Different Ways to Communicate

Different Ways to Communicate

How to Promote Communicating for Different Purposes

There are many different ways a child can use language in order to communicate. Not only is it important to increase the child’s vocabulary, but it is also important to increase the variety of ways a child is using language. This helps build a strong foundation for future language to develop.

A child may use actions or words to communicate. Here you will find 10 different purposes listed along with examples and strategies that can be used to help your child communicate. Typically developing children should be able to use most of the intentions by 18 months of age, but the last intention may not show up until about 24 months.

Acknowledging – This is one of the earlier developing purposes.
Examples: action (child turns head and smiles when Barney is mentioned) word (child says “Barney” when adult mentions child’s favorite show).
Strategies to help your child use this purpose: Adult “accidentally” drops a spoon on the floor and ignores the spoon until the child indicates that something happened. Adult takes cookies out of a grocery bag in plain view of the child.

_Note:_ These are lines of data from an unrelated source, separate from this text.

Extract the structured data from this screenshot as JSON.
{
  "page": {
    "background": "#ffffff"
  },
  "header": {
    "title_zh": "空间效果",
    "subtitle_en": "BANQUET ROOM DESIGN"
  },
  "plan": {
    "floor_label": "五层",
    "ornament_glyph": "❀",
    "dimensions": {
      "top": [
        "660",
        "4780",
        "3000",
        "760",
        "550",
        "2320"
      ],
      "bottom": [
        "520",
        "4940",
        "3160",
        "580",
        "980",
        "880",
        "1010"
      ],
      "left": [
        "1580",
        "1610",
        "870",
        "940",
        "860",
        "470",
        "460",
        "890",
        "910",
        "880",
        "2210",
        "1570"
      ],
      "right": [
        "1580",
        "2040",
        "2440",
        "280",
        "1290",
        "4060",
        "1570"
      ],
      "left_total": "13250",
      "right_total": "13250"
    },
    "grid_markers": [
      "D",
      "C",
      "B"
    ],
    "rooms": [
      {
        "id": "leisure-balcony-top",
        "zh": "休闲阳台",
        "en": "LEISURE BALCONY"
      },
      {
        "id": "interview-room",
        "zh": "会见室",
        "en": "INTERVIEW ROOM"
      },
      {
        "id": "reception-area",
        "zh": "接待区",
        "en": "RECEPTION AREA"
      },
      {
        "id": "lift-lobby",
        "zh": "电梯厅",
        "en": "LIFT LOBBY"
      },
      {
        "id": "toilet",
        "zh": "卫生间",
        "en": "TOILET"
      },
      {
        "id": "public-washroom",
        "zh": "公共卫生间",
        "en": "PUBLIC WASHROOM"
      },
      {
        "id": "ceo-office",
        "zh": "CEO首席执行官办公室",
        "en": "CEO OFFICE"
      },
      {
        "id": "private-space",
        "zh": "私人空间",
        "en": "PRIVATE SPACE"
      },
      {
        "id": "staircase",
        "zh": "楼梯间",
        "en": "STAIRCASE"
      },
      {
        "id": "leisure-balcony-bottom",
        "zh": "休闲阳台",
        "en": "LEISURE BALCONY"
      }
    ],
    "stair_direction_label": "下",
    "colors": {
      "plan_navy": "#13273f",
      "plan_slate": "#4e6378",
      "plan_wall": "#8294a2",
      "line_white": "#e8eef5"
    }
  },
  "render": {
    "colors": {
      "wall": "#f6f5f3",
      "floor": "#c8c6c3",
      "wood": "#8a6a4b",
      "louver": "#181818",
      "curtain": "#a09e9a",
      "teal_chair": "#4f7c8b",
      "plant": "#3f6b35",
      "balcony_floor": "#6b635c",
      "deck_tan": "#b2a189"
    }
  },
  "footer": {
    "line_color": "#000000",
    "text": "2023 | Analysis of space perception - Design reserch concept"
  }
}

If necessary, the adult makes noise with the cookie package and eats a cookie.


Answering – This is also another purpose that develops sooner than other purposes.
Examples: action (child points to nose when asked) word (child says “nose” when asked “what’s this?”)
Strategies to help your child use this purpose: Adult hides a familiar item in a bag, brings it out and asks “what’s this?” Adult hides a familiar item while playing and asks “where’s _____?”


Commenting on an Activity
Examples: action (child points when spoon falls) word (child says “down”)
Strategies to help your child use this purpose: Adult throws a toy bug on the wall that slowly creeps down the wall. Adult pushes a swing with no one in it.


Seeking Attention
Examples: action (child crying and hugging adult’s leg) word (child says “watch me”)
Strategies to help your child use this purpose: Adult “accidently” spills some water or juice in front of the child and ignores the spill. Adult places a paper plate on his head while he is at the table initially ignoring the child’s attempts to get your attention to let you know that something is wrong.


Requesting an Item
Examples: action (child reaches or points at item wanted) word (child says “cookie”)
Strategies to help your child use this purpose: Adult eats the desired food item without offering any to the child. Adult places a favorite toy out of reach when the child isn’t looking.


Requesting an Activity
Examples: action (child hands to to adult to turn it on) word (child says “help”)
Strategies to help your child use this purpose: Adult initiates a pleasurable game or action, then stops and waits. Adult blows up a balloon and slowly deflates it then holds it to her mouth and waits or hands it to the child and waits. Adult opens a jar of bubbles, blows some, then closes the jar tightly and gives it to the child. While the child is watching, the adult places a desired food item in a clear container that the child cannot open.  Then the adult places it in front of the child.


Protesting
Examples: action (child pushes away or in uncooperative) word (child says “no”)
Strategies to help your child use this purpose: Adult hands a disliked food item to the child. Adult offers a choice of two items and then hands the child the wrong choice.


Commenting on an Item
Examples: action (child points at object) word (child says “wow” or “big”)
Strategies to help your child use this purpose: Adult rolls a ball to the child After a few turns the adult substitutes a different toy (not a ball) and rolls it. Adult blows a big bubble in front of the child.


Greetings (Hi and Bye)
Examples: action (waving) word (“hi”)
Strategies to help your child use this purpose: Adult waves and says “hi” and “bye” to objects as they are removed from or placed in containers. Adult produces two telephones and “calls” the child emphasizing “hi” and “bye.” After three or four phone calls the adult pauses and waits for the child to say “hi” or “bye.”


Requesting Information
Examples: action (reaching or pointing) word (child says “wassat?”)
Strategies to help your child use this purpose: Adult plays with new or unusual item in front of the child. Adult hides an item in a bag and peeks in the bag exclaiming about the item (i.e. “Wow! Look at that!) without bringing it out of the bag.